The participation of children in care may thus seem to be a discussion of children’s participation in limited circumstances, and of a comparatively small group. But any consideration of where these children are living, where they have come from and why they are there, in fact opens up debate about the roles and duties of communities and families in providing care for children, child- friendly environments, and in working to realise the rights of children. The general shift away from institutional care towards a community basis of care, has provided additional sites and opportunities for children’s participation. Residential care, such as welfare homes, itself offers opportunities for participation of children in running the home. Foster care indicates the need for community based participation, which can also be linked to welfare homes and to other forms of participation for children, such as in local schools. In addition, the rehabilitation needs of disabled children living in foster care, may mean that community support centres are required, and these provide significant opportunities for developing and facilitating children’s participation, including their involvement in local services and the use of such centres as sites for clubs for children, and bases for lifeskills education, in addition to providing support for parents and parenting skills, including, for example, care for disabled children.

Care

Reasons why children come into care may show some resemblances in countries around the world, but different cultures and societies may offer different perspectives. In Western Europe, children are taken into state care as a means of ensuring their protection because, for example, their families cannot cope with them. Such removal from family places at least a moral obligation (especially in the light of revelations of the extent of abuse in institutions and homes over the past thirty years), to ensure that the homes where children are placed to live in care are safe. In other countries and regions, children may go into care because of discrimination on grounds of gender or disability, or because children have been trafficked, or have run away, been sold or abandoned.

Until recently in China, `children in care’ has tended to refer to orphaned and abandoned children often taken into welfare homes at an early age. Changing economic and social conditions, and changing views on children’s rights and care, have brought a broader perspective, in looking to community based alternatives for children’s care, but also, and importantly, recognising the wider overall profile of children in need of such care. Residential care in China in recent years has been generally associated with disabled children and girls, and with boys (and now more girls) orphaned in their teens or adolescence. But there are many other children who are separated from their parents and also in need of care. These especially include increasing numbers of street children who cannot return home (because of abuse, or because their homes cannot be found), and children whose parents are in prison. Street Children Protection Centres in China, run by government, provide temporary accommodation but increasing numbers of children need longer term alternative care. A new, and major issue and group in need of alternative care are children orphaned by HIVAIDS. The experience of other countries demonstrates how fast this group increases in size, and the problems of stigma and discrimination faced by the children. Problems of discrimination and exclusion are experienced by many children separated from family in many countries, for many reasons, because of the nature of their work, because they are disabled, because they or their parents are living with HIVAIDS. The circumstances of children living with and orphaned by HIVAIDS provides a set of new challenges for the development of children’s care, for their protection and their participation, that will probably set new standards for a range of future work.

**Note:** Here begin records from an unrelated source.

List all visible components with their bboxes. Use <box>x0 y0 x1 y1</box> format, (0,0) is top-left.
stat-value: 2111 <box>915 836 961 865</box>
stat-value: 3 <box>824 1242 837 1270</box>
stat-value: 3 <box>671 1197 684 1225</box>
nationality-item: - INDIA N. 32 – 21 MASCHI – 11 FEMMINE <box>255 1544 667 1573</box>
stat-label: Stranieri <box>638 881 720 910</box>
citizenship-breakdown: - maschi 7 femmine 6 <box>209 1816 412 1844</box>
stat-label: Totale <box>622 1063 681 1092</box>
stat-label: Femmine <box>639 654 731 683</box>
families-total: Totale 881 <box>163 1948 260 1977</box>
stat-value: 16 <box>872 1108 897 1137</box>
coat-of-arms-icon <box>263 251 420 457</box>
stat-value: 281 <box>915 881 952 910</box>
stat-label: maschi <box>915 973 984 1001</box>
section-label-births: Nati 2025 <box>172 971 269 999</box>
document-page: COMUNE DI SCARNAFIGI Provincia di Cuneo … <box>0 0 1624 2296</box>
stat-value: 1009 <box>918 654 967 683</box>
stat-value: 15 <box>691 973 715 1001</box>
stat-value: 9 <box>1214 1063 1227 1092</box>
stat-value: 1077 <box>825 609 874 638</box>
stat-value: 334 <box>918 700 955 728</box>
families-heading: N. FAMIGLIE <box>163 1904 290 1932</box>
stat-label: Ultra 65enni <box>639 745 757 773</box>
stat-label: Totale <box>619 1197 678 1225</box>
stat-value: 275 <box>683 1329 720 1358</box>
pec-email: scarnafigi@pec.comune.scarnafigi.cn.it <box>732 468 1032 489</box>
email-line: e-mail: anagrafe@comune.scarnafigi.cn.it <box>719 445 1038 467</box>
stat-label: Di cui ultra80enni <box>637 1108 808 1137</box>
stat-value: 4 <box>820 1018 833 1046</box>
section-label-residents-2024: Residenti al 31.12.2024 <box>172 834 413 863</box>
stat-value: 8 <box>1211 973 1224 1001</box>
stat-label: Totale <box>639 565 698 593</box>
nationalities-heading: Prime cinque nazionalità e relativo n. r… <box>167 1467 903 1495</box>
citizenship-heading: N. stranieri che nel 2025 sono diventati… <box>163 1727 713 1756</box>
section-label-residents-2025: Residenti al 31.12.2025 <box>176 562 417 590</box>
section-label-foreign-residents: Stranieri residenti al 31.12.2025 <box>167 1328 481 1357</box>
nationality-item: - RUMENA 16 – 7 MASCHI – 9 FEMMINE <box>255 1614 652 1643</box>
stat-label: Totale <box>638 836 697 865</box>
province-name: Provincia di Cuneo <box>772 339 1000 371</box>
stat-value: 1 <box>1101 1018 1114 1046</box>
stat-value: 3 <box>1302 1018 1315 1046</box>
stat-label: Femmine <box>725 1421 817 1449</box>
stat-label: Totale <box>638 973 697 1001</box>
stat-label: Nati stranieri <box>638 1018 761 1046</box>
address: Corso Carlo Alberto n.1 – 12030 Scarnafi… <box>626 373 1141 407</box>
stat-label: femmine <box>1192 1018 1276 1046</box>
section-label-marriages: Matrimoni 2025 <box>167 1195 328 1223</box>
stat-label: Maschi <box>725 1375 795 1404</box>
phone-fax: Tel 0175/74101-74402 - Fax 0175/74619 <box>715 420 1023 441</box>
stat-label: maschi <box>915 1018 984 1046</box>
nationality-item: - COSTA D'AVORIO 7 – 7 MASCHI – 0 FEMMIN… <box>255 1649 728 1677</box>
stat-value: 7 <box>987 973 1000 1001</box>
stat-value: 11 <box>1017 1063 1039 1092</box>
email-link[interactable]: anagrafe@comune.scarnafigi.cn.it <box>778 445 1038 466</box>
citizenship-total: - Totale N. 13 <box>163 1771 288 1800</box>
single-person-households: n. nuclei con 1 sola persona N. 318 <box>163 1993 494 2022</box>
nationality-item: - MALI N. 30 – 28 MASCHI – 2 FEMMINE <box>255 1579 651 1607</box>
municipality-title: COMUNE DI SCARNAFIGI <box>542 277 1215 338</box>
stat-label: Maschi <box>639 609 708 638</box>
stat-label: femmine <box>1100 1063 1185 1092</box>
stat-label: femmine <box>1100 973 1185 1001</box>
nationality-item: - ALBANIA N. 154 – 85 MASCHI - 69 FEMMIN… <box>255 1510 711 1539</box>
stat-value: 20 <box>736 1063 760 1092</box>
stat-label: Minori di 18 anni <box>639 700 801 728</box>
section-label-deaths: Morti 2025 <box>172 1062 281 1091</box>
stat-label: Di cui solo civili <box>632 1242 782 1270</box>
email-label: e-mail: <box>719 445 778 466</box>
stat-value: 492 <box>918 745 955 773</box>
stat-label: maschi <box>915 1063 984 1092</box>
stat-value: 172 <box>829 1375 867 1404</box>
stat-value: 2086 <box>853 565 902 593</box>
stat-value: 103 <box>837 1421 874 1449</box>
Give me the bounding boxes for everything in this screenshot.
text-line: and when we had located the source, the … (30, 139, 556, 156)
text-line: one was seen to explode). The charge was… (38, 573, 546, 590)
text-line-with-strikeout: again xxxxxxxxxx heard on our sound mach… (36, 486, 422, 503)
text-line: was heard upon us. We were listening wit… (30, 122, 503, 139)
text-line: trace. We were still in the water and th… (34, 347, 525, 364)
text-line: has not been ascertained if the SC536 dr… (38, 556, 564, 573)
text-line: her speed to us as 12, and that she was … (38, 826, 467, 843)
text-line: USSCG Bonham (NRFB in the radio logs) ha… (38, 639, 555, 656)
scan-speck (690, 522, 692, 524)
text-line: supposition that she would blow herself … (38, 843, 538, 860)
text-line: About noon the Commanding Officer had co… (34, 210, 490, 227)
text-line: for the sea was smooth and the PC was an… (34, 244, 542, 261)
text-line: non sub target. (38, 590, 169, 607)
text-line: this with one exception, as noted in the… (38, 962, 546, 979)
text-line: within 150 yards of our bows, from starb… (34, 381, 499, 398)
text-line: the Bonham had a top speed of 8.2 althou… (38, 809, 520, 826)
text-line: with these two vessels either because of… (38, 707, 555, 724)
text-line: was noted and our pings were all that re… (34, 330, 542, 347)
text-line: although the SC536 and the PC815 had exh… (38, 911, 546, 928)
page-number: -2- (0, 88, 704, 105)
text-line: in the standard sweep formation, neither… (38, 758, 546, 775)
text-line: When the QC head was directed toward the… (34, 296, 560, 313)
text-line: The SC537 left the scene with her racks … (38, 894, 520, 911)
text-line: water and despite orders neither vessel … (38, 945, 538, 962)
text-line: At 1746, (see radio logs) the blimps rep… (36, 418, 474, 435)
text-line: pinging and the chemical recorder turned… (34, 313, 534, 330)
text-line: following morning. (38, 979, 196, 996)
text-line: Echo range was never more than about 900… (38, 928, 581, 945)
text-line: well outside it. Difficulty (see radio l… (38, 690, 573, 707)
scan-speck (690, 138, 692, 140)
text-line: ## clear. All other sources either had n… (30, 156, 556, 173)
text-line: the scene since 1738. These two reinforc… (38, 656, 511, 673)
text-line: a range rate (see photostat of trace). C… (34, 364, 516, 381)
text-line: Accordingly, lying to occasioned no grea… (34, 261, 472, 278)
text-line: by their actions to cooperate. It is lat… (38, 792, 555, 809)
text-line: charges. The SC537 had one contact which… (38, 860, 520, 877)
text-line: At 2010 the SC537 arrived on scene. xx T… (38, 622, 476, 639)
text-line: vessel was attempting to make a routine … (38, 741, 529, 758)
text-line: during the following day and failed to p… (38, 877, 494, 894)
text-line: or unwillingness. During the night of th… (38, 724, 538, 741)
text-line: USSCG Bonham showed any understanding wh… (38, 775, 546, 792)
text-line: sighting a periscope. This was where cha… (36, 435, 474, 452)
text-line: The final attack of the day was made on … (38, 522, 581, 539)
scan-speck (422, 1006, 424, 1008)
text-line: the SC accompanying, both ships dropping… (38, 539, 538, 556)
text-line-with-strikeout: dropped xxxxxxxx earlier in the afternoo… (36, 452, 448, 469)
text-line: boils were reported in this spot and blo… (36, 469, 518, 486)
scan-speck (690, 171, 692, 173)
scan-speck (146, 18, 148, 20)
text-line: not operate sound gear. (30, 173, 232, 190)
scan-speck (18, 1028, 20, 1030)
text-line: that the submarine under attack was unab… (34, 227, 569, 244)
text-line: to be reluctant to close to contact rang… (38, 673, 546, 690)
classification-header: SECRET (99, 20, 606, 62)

In looking at a broader continuum of why and how children come into care, or become separated from family, then more possible sites for children’s participation can be identified. For example, in community initiatives to combat trafficking, in lifeskills development, in child- to- child education, in services for prevention of abuse, in programmes to combat bullying, and so on. All of these might come under the umbrella of social protection, that is local or community based initiatives to protect children from exploitation and abuse, but which are also about making communities and families safer places for children to live in. Children know more about their lives and situation than anyone else, and so their participation in terms of their views and influence on decision making for effective and appropriate protection services is crucial.

Thus, awareness of the nature of care, who lives in care, and which children are vulnerable to needing care, are fundamental to the development of children’s participation. It is part of a process of identifying points at which children’s participation is essential to the development of effective care and welfare services, and where children’s own associations, and so on, can contribute to their protection. It demonstrates the need to look at the diversity of children’s circumstances, which in turn suggests some of the places and opportunities, and the need for the participation of children who come under the overall umbrella of `children in care’ or `children in need of care’. The phrase `orphans and vulnerable children’ (OVC) is currently fashionable as a general category, but we are also considering effective responses to their situation and so, really discussing children’s participation in child protection, and in other areas of rights.

Other rights often also fall into the category of participation. For example, take the rights of disabled children to education – this cannot be seen in isolation, for example in being somehow achieved through a teacher visiting and working in a welfare home. Education is an important right for all children, disabled children no less. Disabled children, along with other children, also have rights to inclusion. The concept of participation is clearly associated with inclusion, that is in being part of society, being able to `take part’. This is why, for disabled children living in a welfare home (or living in foster care or anywhere, including with their own families), rights to education might also be said to be about rights to `integrated education’: that is the inclusion of disabled children in education provision, such as ordinary schools, used by non-disabled children.

These issues of disabled children’s rights to education and inclusion, provide an example of how rights to participation are linked to other rights. The link is regarded as so significant that in November 2002 a group of children in India declared that `Children’s participation is the most important principle and element in CRC that cuts across all other rights, namely: the right to development, survival and protection’ (SATFCP 2002). Other arenas and issues for the participation of disabled children are very important when looking at the participation of children in care in China, since the majority of the 54, 550 orphaned and abandoned children care in or through institutions in China are disabled (MCA Stockholm 2003).

Child Rights and Programming

It is because the rights of children are not separate strands but integrated, that the concept of `child rights programming’ was developed and increasingly utilised at the turn of the century. As part of social development and the delivery of welfare and other services, children’s rights and the achievement of these rights need to be looked at overall. That is, the circumstances of children should be analysed for breaches, denial of and unfulfilled rights, and how these may be overcome. Those adults (and children) who have responsibilities for ensuring and implementing particular rights (who are known as `duty bearers’) need to be identified. This process is not an abstract, dry or irrelevant exercise, but a means of looking to children’s welfare, protection, development and participation. Just as such analysis should look to all rights issues for particular groups and communities of children, so too the circumstances and lives of individual children need to be approached holistically. An holistic approach looks to how particular problems and circumstances of an individual child impinges on other parts of their lives, and so cannot be treated in isolation.